# Specialized RipRock 24"



## AndiK75 (31. Dezember 2016)

Hallo, da mein Sprössling doch etwas zu klein für ein 26er ist (IBL 54cm), habe ich mir überlegt doch einen Zwischenschritt einzulegen. Das Geld ist wohl investiert, das es sein Cousine dann übernimmt.

Wir finden das RipRock 24" sehr anschaulich, aber ich finde es mit 12kg etwas zu schwer ist.
https://www.specialized.com/de/de/bikes/kids/riprock-expert-24/118233

Was meint ihr kann ich da mit ca. 500€ noch an Gewicht reduzieren.
Freue mich sehr über hilfreich Tipps

Guten Rutsch ins neue Jahr.


----------



## Joeer (31. Dezember 2016)

Hey,

ohne eine Antwort auf deine eigentliche Frage zu haben - kurze Frage von mir... Dein Budget bewegt sich um die 1400€ wenn ich das richtig berechne, das Specialized ca 900€ und nochmals 500€ für das Tunning... 
Da gibt es ja schon von Supurb oder das Maxx was in der Preisklasse ist und leicht...
Kommen die für dich nicht in Frage - wenn nicht warum nicht? Ich quäle mich gerade auch mit ähnlichen Fragen, deshalb versuche ich hier meinen "Horizont zu erweitern"

 Lg Joe


----------



## MTB-News.de




----------



## AndiK75 (31. Dezember 2016)

Ich habe eine Mail an Supurb geschickt und gefragt ob es noch andere Farben gibt. Das Auge isst mit. Ansonsten sieht das Rad nicht schlecht aus.

Bei Maxx habe ich keine Kinderfahrräder gefunden.

Mein Sohn legt die Optik und ich hab das letzte Wort was die Technik angeht.
Es ist schwer da auf einen gemeinsamen Nenner zu kommen. Daher auch der Gedanke seinen Favoriten technisch aufzuarbeiten.

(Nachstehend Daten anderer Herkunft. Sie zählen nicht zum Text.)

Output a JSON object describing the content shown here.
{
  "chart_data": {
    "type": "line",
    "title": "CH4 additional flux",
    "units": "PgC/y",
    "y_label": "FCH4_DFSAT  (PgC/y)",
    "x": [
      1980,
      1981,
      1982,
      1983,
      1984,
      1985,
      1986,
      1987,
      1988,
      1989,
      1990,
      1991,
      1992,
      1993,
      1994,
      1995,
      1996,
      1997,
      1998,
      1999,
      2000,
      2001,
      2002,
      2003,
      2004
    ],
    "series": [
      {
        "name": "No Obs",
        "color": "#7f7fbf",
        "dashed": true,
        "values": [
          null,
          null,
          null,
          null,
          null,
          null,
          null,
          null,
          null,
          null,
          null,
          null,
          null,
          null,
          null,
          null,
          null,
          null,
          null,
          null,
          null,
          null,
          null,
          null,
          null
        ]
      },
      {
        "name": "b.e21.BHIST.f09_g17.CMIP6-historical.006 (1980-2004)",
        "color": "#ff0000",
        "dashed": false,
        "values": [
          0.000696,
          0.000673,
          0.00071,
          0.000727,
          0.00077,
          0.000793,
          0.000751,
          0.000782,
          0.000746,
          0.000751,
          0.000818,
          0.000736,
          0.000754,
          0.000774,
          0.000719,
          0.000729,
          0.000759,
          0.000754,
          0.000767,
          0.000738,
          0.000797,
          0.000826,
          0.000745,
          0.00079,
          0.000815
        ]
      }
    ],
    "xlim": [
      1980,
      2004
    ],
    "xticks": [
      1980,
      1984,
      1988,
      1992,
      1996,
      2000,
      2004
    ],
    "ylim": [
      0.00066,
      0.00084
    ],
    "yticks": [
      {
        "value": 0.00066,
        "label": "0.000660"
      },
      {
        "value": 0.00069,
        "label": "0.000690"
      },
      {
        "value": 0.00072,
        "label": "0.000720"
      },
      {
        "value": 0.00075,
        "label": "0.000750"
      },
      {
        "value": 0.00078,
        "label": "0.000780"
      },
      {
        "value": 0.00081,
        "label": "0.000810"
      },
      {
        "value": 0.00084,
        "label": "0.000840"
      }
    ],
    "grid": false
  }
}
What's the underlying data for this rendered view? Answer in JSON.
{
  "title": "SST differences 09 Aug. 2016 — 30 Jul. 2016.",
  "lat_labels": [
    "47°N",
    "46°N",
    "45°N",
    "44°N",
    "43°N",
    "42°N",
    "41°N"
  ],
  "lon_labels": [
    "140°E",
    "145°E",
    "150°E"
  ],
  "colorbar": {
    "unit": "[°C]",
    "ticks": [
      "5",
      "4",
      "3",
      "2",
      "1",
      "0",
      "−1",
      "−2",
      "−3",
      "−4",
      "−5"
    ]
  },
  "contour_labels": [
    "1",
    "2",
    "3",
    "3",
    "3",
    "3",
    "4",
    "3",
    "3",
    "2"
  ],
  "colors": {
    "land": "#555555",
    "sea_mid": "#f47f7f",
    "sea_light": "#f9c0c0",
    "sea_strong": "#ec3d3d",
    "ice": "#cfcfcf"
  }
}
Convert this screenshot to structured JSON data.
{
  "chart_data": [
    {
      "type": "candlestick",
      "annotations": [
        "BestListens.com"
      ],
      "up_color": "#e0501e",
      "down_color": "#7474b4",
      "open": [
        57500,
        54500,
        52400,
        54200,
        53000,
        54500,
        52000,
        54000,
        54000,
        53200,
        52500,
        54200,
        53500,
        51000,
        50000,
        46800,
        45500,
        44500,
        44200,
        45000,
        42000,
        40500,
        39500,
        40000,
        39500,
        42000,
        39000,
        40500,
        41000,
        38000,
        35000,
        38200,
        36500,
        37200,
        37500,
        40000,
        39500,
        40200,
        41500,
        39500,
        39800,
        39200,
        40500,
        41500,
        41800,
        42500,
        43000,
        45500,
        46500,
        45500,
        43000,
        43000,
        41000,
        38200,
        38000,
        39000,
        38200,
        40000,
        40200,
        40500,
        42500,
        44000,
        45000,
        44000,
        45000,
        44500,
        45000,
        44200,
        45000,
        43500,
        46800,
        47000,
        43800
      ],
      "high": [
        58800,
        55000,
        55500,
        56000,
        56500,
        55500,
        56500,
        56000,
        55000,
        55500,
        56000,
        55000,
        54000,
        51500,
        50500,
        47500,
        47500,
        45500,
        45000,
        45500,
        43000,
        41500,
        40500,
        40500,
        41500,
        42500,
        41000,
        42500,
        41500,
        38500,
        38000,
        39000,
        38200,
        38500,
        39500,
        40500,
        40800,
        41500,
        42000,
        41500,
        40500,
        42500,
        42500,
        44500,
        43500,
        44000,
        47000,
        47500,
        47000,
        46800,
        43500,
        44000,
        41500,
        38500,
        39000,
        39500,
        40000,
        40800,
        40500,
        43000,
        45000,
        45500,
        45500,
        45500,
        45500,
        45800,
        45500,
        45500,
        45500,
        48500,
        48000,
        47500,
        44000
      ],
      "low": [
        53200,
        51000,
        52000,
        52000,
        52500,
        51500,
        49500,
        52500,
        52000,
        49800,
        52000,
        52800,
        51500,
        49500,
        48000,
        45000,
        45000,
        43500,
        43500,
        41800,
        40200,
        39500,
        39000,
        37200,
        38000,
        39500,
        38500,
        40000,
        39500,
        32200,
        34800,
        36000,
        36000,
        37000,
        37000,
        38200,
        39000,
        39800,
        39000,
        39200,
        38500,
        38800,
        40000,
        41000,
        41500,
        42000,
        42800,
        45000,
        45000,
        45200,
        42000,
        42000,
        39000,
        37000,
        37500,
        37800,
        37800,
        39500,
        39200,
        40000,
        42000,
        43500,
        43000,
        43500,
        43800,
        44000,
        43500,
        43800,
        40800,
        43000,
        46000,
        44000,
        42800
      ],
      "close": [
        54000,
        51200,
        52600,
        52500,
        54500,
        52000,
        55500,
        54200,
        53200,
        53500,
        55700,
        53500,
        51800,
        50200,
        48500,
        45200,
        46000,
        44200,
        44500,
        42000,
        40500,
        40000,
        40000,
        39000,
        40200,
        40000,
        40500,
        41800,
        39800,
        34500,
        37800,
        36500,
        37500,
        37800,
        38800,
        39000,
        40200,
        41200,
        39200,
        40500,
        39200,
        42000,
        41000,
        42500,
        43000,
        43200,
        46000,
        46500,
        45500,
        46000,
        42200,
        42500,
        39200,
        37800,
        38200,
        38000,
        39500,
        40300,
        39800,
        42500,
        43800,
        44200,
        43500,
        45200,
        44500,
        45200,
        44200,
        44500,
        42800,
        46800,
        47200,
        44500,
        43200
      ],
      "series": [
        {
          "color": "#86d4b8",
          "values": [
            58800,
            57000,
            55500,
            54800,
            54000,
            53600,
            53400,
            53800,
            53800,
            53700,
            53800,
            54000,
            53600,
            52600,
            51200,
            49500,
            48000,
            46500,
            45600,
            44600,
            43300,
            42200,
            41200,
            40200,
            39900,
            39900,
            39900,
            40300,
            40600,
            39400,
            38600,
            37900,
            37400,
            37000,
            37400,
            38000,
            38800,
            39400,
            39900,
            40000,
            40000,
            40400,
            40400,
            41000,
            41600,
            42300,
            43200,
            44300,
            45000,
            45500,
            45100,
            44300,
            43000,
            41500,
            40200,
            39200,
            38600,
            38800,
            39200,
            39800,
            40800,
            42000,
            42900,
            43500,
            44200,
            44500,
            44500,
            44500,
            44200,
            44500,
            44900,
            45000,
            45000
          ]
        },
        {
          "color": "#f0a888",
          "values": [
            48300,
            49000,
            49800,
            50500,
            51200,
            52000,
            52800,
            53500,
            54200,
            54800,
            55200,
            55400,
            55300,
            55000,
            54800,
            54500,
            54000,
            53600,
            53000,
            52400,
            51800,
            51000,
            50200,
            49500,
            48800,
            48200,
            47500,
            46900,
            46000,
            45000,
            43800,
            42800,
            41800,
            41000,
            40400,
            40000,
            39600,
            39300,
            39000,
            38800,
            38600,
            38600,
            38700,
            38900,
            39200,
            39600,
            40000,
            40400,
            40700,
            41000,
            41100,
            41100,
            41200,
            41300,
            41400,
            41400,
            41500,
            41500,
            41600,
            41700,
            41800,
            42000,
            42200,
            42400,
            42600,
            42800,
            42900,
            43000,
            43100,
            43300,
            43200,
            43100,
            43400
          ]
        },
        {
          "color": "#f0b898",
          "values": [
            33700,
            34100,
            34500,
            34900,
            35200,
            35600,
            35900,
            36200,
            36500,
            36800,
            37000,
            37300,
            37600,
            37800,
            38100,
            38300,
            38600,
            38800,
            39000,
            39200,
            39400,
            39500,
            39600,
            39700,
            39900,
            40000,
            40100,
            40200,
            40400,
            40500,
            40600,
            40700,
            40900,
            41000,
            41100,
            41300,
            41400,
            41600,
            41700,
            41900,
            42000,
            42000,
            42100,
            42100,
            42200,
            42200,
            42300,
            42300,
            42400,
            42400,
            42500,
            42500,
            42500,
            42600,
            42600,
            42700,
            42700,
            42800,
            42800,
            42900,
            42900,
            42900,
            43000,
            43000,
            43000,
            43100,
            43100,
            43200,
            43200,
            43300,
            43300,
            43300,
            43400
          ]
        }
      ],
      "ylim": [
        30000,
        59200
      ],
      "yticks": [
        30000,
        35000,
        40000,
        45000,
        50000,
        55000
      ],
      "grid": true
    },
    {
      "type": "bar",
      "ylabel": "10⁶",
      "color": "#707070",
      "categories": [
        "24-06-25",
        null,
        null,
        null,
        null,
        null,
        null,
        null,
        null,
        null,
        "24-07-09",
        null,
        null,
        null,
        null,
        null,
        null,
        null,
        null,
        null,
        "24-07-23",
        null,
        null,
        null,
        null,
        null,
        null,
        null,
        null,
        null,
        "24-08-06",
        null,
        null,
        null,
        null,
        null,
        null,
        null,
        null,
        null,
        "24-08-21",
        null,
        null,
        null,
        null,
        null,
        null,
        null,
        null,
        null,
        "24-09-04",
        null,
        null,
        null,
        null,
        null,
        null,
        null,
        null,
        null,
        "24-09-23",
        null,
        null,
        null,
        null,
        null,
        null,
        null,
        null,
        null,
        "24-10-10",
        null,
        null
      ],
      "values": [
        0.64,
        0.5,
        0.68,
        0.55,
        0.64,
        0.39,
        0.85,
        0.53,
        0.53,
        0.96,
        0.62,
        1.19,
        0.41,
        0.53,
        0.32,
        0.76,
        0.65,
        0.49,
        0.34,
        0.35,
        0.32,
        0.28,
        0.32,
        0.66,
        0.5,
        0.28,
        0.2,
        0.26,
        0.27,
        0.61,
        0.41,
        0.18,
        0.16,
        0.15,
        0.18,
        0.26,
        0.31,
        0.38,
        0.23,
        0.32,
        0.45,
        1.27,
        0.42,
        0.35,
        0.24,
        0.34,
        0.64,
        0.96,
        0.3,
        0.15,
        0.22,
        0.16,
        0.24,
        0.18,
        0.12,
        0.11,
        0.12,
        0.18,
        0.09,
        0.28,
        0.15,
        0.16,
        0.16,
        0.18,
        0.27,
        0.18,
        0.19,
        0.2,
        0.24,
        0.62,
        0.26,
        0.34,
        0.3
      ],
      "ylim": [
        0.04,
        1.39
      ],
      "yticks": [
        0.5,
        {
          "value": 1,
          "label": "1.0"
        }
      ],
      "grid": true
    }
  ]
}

_____________________________________________________________________
Gegenüber jeder Aktion steht eine Reaktion.
>>Sir Isaac Newton<<


----------



## track94 (31. Dezember 2016)

Optik hin oder her Geld verschleudern muss man ja auch nicht ...es sei denn es fällt sowieso immer aus den Taschen raus ...dann vielleicht Federleicht oder V-pace


----------



## Joeer (31. Dezember 2016)

Hier der linken zum max

http://www.vpace.de/max-ein-sportliches-und-leichtes-kinderbike/

Ist derzeit mein Favorit, weiß nur nicht ob ich soviel Geld dafür ausgeben will.. Radfahren ist nicht das Haupthobby vom Sohnemann.. Interessant finde ich es hier, das meiner direkt auf das 26'er passt.. D.h. man hat dann gute Teile für später auch...
Aber ich gebe dir vollkommen recht - das Rad muss auch gefallen 
Lg Joe


----------



## giant_r (31. Dezember 2016)

ich denke mit dem maxx war wohl das vpace max gemeint. bei deinem budget wuerde ich mir das auf jeden fall anschauen, gibt es auch farbig.
Edit: Joe hat es ja bereits bestaetigt.


----------



## AndiK75 (31. Dezember 2016)

Ich sehe es nicht als verschleudern. Ich kaufe mir ein Rad für 4T€ weil es mir gefällt.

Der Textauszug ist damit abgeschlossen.